Production of bone marrow with trilineage hematopoiesis in HMO is even rarer. Only three HMO cases including our case reported marrow components in the literature [10,19]. Similar to the pathogenesis of HO, two hypotheses for the development of true trilineage hematopoiesis in HMO have been proposed: implantation of circulating peripheral blood CD34+ hematopoietic stem cells (“seeding pathway”), or sharing on-site progenitor cells between ossification and hematopoiesis that differentiate into both osteogenic cells and hematopoietic cells (“on-site pathway”). The currently well-established bone marrow transplantation using CD34+ stem cells in clinical practice and the potential challenge of microenvironmental control in the “on-site pathway” conceptually favor the former. However, either pathway cannot be excluded until evidence emerges in the future.

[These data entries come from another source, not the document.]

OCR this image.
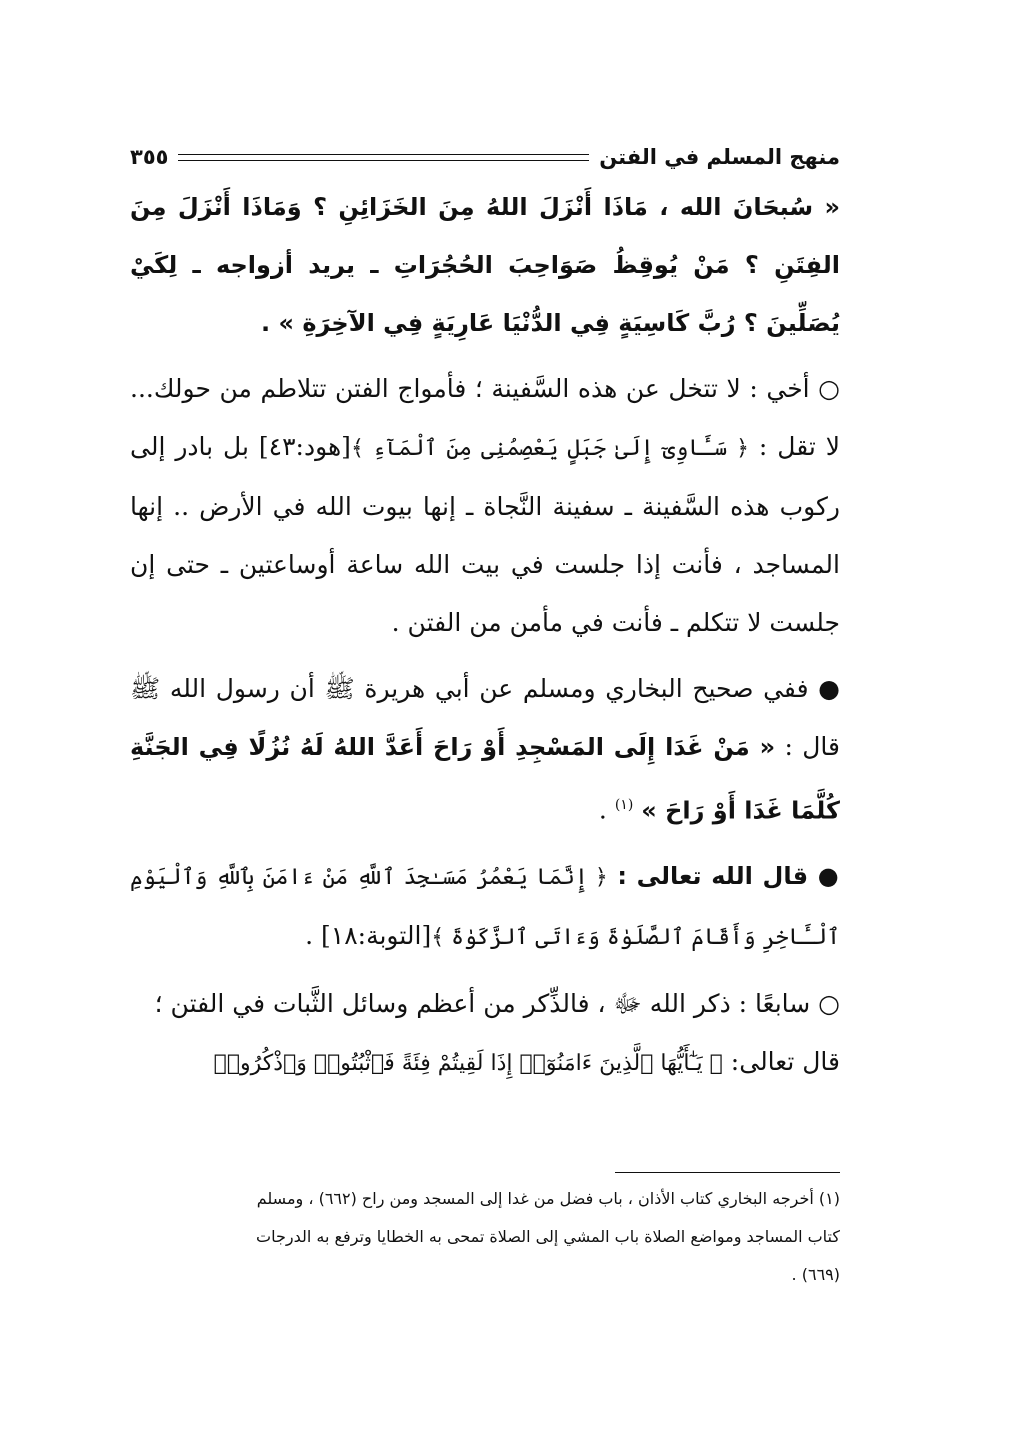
منهج المسلم في الفتن
٣٥٥

« سُبحَانَ الله ، مَاذَا أَنْزَلَ اللهُ مِنَ الخَزَائِنِ ؟ وَمَاذَا أَنْزَلَ مِنَ الفِتَنِ ؟ مَنْ يُوقِظُ صَوَاحِبَ الحُجُرَاتِ ـ يريد أزواجه ـ لِكَيْ يُصَلِّينَ ؟ رُبَّ كَاسِيَةٍ فِي الدُّنْيَا عَارِيَةٍ فِي الآخِرَةِ » .

○ أخي : لا تتخل عن هذه السَّفينة ؛ فأمواج الفتن تتلاطم من حولك... لا تقل : ﴿ سَـَٔاوِىٓ إِلَىٰ جَبَلٍ يَعْصِمُنِى مِنَ ٱلْمَآءِ ﴾[هود:٤٣] بل بادر إلى ركوب هذه السَّفينة ـ سفينة النَّجاة ـ إنها بيوت الله في الأرض .. إنها المساجد ، فأنت إذا جلست في بيت الله ساعة أوساعتين ـ حتى إن جلست لا تتكلم ـ فأنت في مأمن من الفتن .

● ففي صحيح البخاري ومسلم عن أبي هريرة ﷺ أن رسول الله ﷺ قال : « مَنْ غَدَا إِلَى المَسْجِدِ أَوْ رَاحَ أَعَدَّ اللهُ لَهُ نُزُلًا فِي الجَنَّةِ كُلَّمَا غَدَا أَوْ رَاحَ » $^{(١)}$ .

● قال الله تعالى : ﴿ إِنَّمَا يَعْمُرُ مَسَـٰجِدَ ٱللَّهِ مَنْ ءَامَنَ بِٱللَّهِ وَٱلْيَوْمِ ٱلْـَٔاخِرِ وَأَقَامَ ٱلصَّلَوٰةَ وَءَاتَى ٱلزَّكَوٰةَ ﴾[التوبة:١٨] .

○ سابعًا : ذكر الله ﷻ ، فالذِّكر من أعظم وسائل الثَّبات في الفتن ؛

قال تعالى: ﴿ يَـٰٓأَيُّهَا ٱلَّذِينَ ءَامَنُوٓا۟ إِذَا لَقِيتُمْ فِئَةً فَٱثْبُتُوا۟ وَٱذْكُرُوا۟

(١) أخرجه البخاري كتاب الأذان ، باب فضل من غدا إلى المسجد ومن راح (٦٦٢) ، ومسلم

كتاب المساجد ومواضع الصلاة باب المشي إلى الصلاة تمحى به الخطايا وترفع به الدرجات

(٦٦٩) .
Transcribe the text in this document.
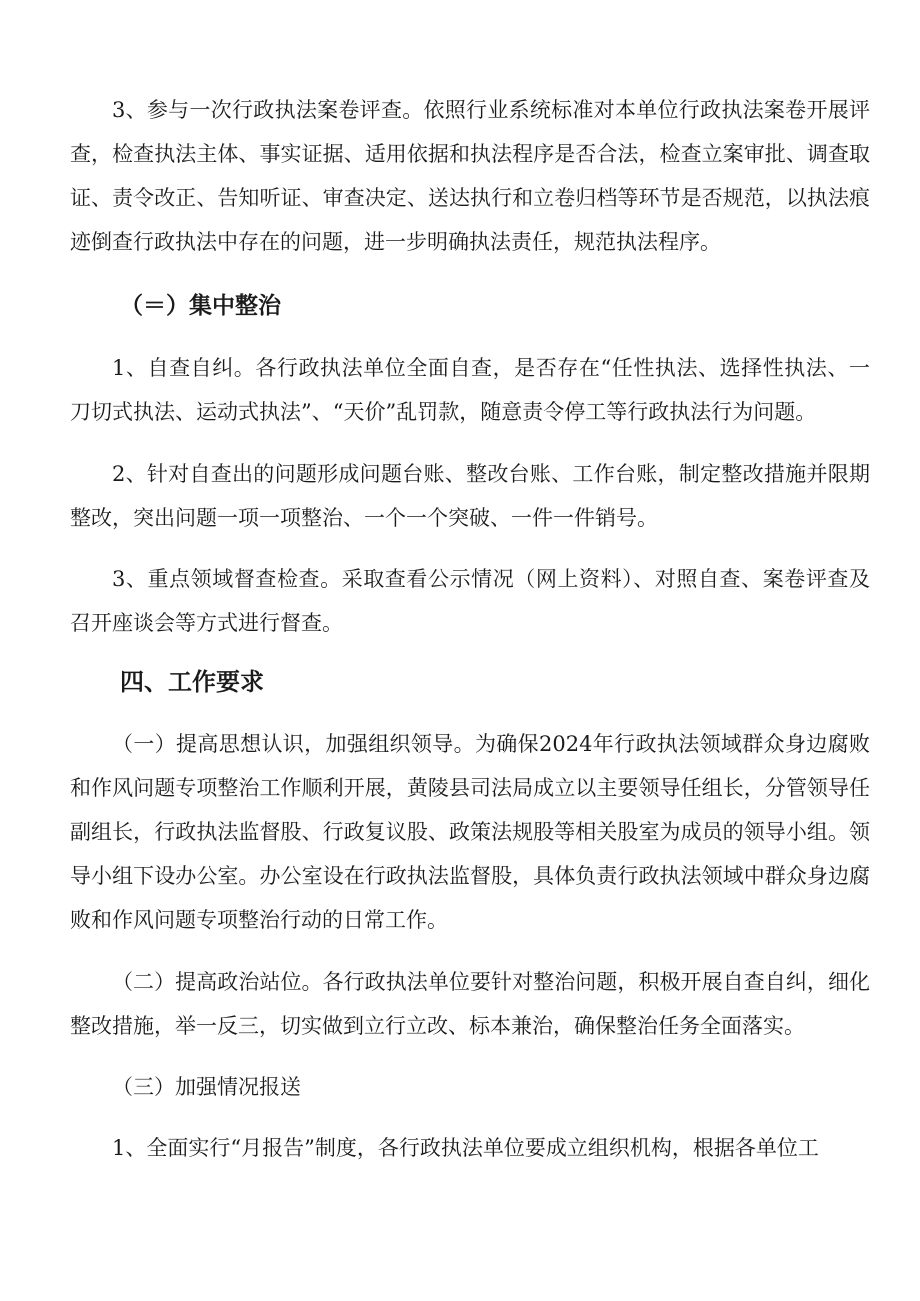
3、参与一次行政执法案卷评查。依照行业系统标准对本单位行政执法案卷开展评查，检查执法主体、事实证据、适用依据和执法程序是否合法，检查立案审批、调查取证、责令改正、告知听证、审查决定、送达执行和立卷归档等环节是否规范，以执法痕迹倒查行政执法中存在的问题，进一步明确执法责任，规范执法程序。

（＝）集中整治

1、自查自纠。各行政执法单位全面自查，是否存在“任性执法、选择性执法、一刀切式执法、运动式执法”、“天价”乱罚款，随意责令停工等行政执法行为问题。

2、针对自查出的问题形成问题台账、整改台账、工作台账，制定整改措施并限期整改，突出问题一项一项整治、一个一个突破、一件一件销号。

3、重点领域督查检查。采取查看公示情况（网上资料）、对照自查、案卷评查及召开座谈会等方式进行督查。

四、工作要求

（一）提高思想认识，加强组织领导。为确保2024年行政执法领域群众身边腐败和作风问题专项整治工作顺利开展，黄陵县司法局成立以主要领导任组长，分管领导任副组长，行政执法监督股、行政复议股、政策法规股等相关股室为成员的领导小组。领导小组下设办公室。办公室设在行政执法监督股，具体负责行政执法领域中群众身边腐败和作风问题专项整治行动的日常工作。

（二）提高政治站位。各行政执法单位要针对整治问题，积极开展自查自纠，细化整改措施，举一反三，切实做到立行立改、标本兼治，确保整治任务全面落实。

（三）加强情况报送

1、全面实行“月报告”制度，各行政执法单位要成立组织机构，根据各单位工
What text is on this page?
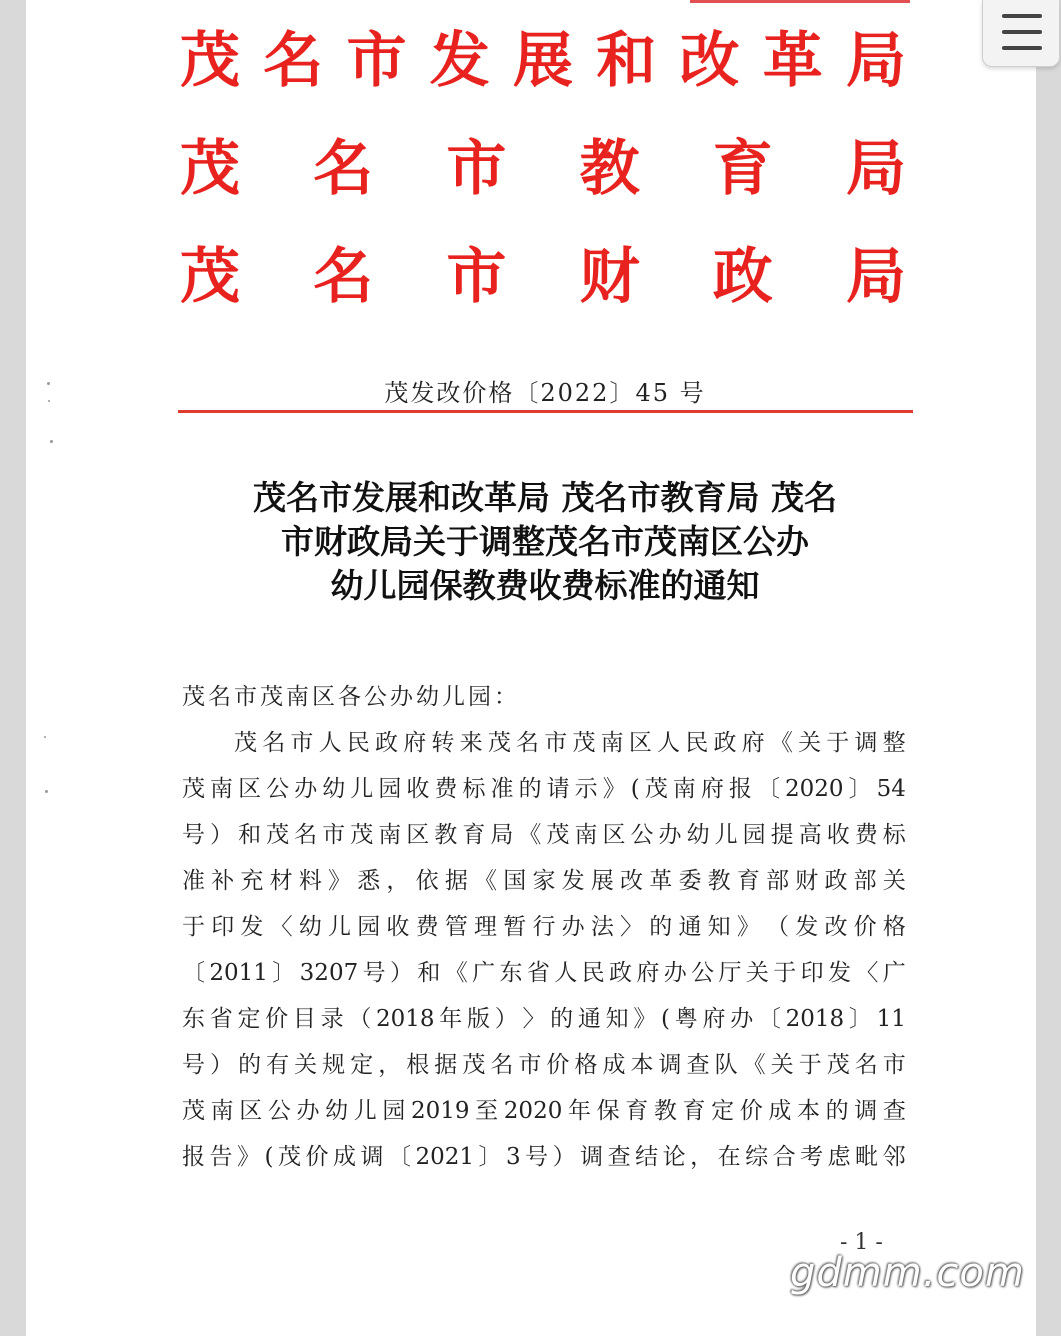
茂 名 市 发 展 和 改 革 局
茂 名 市 教 育 局
茂 名 市 财 政 局
茂发改价格〔2022〕45 号
茂名市发展和改革局 茂名市教育局 茂名
市财政局关于调整茂名市茂南区公办
幼儿园保教费收费标准的通知
茂名市茂南区各公办幼儿园：
茂 名 市 人 民 政 府 转 来 茂 名 市 茂 南 区 人 民 政 府 《 关 于 调 整
茂 南 区 公 办 幼 儿 园 收 费 标 准 的 请 示 》 ( 茂 南 府 报 〔 2020 〕 54
号 ） 和 茂 名 市 茂 南 区 教 育 局 《 茂 南 区 公 办 幼 儿 园 提 高 收 费 标
准 补 充 材 料 》 悉 ， 依 据 《 国 家 发 展 改 革 委 教 育 部 财 政 部 关
于 印 发 〈 幼 儿 园 收 费 管 理 暂 行 办 法 〉 的 通 知 》 （ 发 改 价 格
〔 2011 〕 3207 号 ） 和 《 广 东 省 人 民 政 府 办 公 厅 关 于 印 发 〈 广
东 省 定 价 目 录 （ 2018 年 版 ） 〉 的 通 知 》 ( 粤 府 办 〔 2018 〕 11
号 ） 的 有 关 规 定 ， 根 据 茂 名 市 价 格 成 本 调 查 队 《 关 于 茂 名 市
茂 南 区 公 办 幼 儿 园 2019 至 2020 年 保 育 教 育 定 价 成 本 的 调 查
报 告 》 ( 茂 价 成 调 〔 2021 〕 3 号 ） 调 查 结 论 ， 在 综 合 考 虑 毗 邻
- 1 -
gdmm.com
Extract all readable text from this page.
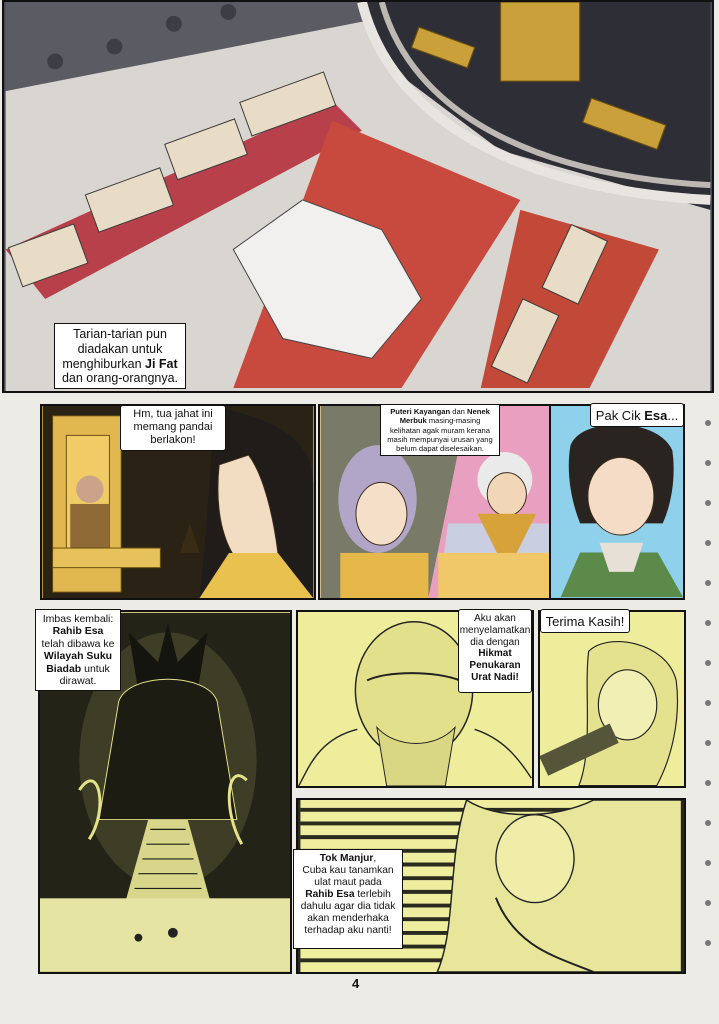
Tarian-tarian pun
diadakan untuk
menghiburkan Ji Fat
dan orang-orangnya.
Hm, tua jahat ini
memang pandai
berlakon!
Puteri Kayangan dan Nenek
Merbuk masing-masing
kelihatan agak muram kerana
masih mempunyai urusan yang
belum dapat diselesaikan.
Pak Cik Esa...
Imbas kembali:
Rahib Esa
telah dibawa ke
Wilayah Suku
Biadab untuk
dirawat.
Aku akan
menyelamatkan
dia dengan
Hikmat
Penukaran
Urat Nadi!
Terima Kasih!
Tok Manjur,
Cuba kau tanamkan
ulat maut pada
Rahib Esa terlebih
dahulu agar dia tidak
akan menderhaka
terhadap aku nanti!
4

The main clinical significance for recognizing HMO is its complications, such as small bowel obstruction, ileus, abortion of surgical procedure due to extensive involvement of mesenteric vasculature [5,8,17,25], and its differential diagnosis from malignancies such as peritoneal carcinomatosis which is important due to relevance in clinical management. Other differential diagnoses include dystrophic calcification (no osteoblasts), leakage of contrast, and foreign materials [12,13,17,22,24]. Clinical management of HMO depends on the presence of symptoms and complications. The surgical procedure to remove the HMO might be necessary for symptomatic patients or for those with severe complications such as ileus or obstruction. Invasive treatment is considered unnecessary for asymptomatic patients [17]. Noninvasive treatments, such as non-steroidal anti-inflammatory drugs (e.g., ibuprofen, indomethacin), diphosphonates (etidronate), or radiation therapy have been reported in early studies [2,7,10], but are rarely seen in recent literature [13,30].

Conclusions

HMO refers to a rare subtype of HO in the mesentery with an unknown etiology. It is predominantly seen in adult male patients with repeated abdominal trauma. Severe complications such as ischemia and small bowel obstruction may occur in HMO patients. Radiological and histological findings of typical zonation phenomenon are helpful to differentiate HMO from other mimics such as malignancy. HMO with true trilineage hematopoiesis is extremely rare. Although multiple hypotheses have been proposed to explain the formation of HMO, underlying molecular pathway(s) for both HMO and ectopic marrow development remain to be elucidated.